At Women’s Services, patients were counseled in detail about what the procedure would entail by other women, many who had abortions themselves. These counselors, who were not necessarily registered nurses, would also assist doctors during the procedure, which was frowned on by the medical community. But with non-physicians on staff to offer advice and help with the procedures, Women’s Services was able to maximize the number of patients its physicians could care for.
Shortly after abortion became legal in New York, legislation was proposed that would have required a woman to receive counseling from a psychologist or member of the clergy before having an abortion. The CCS members opposed this because they believed women generally arrived with their minds made up—their counseling would be of little benefit now that abortion was legal, and mandating it would only burden women with extra cost and delay.
The legislators behind today’s ever more stringent abortion regulations seem to have the opposite intention. The case the Supreme Court will soon decide, Whole Woman’s Health v. Hellerstedt, is a challenge to the Texas law that requires all abortions to be performed in ambulatory surgical centers, or ASCs, and allows only physicians who hold admitting privileges at a hospital to perform them.

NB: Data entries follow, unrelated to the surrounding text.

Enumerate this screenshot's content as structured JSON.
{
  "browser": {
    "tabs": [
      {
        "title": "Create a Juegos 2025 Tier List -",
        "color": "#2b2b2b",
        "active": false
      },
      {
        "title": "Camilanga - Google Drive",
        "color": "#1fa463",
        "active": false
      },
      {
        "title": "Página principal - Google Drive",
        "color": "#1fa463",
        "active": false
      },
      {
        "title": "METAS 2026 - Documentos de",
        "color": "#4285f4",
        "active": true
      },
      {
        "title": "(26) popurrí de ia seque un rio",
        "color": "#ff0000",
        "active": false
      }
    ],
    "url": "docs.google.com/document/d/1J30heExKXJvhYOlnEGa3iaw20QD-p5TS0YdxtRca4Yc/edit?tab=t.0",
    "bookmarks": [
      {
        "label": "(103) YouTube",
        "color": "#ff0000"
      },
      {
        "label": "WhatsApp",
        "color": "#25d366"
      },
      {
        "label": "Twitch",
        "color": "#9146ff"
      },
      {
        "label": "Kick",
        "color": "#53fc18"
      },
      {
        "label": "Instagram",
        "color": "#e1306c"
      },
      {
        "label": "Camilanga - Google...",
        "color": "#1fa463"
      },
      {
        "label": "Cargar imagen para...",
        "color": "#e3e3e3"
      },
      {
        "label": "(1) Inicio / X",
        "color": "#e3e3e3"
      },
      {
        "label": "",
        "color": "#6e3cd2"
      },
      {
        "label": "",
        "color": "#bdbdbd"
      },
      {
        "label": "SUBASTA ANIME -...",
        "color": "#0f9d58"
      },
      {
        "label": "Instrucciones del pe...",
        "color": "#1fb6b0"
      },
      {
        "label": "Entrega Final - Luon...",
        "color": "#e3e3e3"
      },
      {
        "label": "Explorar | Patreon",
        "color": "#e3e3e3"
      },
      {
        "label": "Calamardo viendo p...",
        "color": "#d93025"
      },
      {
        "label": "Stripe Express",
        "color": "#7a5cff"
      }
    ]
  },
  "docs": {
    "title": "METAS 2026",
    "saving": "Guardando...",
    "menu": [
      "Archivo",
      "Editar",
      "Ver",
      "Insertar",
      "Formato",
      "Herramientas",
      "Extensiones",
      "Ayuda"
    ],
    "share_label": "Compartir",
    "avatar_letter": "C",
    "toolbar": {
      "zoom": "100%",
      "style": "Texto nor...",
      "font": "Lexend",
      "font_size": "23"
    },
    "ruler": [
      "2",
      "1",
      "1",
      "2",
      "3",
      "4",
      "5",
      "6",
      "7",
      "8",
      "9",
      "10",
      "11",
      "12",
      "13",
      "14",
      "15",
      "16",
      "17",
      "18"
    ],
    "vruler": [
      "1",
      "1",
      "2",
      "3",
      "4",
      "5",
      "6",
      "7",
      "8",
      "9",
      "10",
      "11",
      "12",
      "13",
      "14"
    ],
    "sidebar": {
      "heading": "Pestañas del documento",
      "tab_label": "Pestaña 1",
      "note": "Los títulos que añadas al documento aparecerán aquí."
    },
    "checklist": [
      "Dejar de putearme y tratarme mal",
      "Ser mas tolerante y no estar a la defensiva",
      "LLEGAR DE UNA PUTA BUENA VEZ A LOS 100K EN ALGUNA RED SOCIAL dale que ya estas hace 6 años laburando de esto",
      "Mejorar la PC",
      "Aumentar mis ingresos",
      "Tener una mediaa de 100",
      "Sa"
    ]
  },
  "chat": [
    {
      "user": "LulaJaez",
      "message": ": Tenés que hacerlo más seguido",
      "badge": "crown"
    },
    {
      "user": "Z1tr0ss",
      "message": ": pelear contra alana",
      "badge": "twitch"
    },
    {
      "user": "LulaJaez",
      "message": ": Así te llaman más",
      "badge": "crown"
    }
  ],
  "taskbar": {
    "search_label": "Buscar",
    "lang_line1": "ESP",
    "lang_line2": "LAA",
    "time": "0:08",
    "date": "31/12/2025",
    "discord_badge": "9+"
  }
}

These medically unnecessary restrictions, which would shutter 75 percent of the state’s clinics, are counter to the lesson of the CCS that performing abortions in expensive, inaccessible facilities is bad for women, and poor women in particular. When getting a legal abortion is an ordeal, some women will resort to unsafe options.
The regulations would also prevent women who do manage to get to an ASC from having the procedure in the kind of atmosphere the members of the CCS believed is integral to dignified abortion care. Like the clergy’s clinic, Whole Woman’s Health, the lead plaintiff in the Supreme Court case, is known for being particularly attentive to patient comfort. The clinic is nicely lit and decorated with inspirational quotes. Patients have herbal tea under purple blankets in a recovery room filled with recliners where their friends or family can join them comfortably. The typical gynecologist’s office is bad enough, but an ASC is a much more sterile and intimidating facility. Instead of cozying up with tea and blankets, women lie on stretchers in hospital gowns as if they’d had a major surgery. This is not the sort of thing that makes ending a pregnancy safer or more pleasant, but the Texas legislature has not seemed to share the CCS counselors’ interest in the patient experience.
Judson Memorial Church—joined by the CCS’s successor organization, the Religious Coalition for Reproductive Choice, and a slew of other religious groups—filed an amicus brief with the Supreme Court opposing Texas’s abortion regulations. They argue the measures will injure the health and dignity of women by driving up costs and decreasing access to safe abortion. Unlike the Texas legislators purporting to protect women seeking abortions, they know whereof they speak.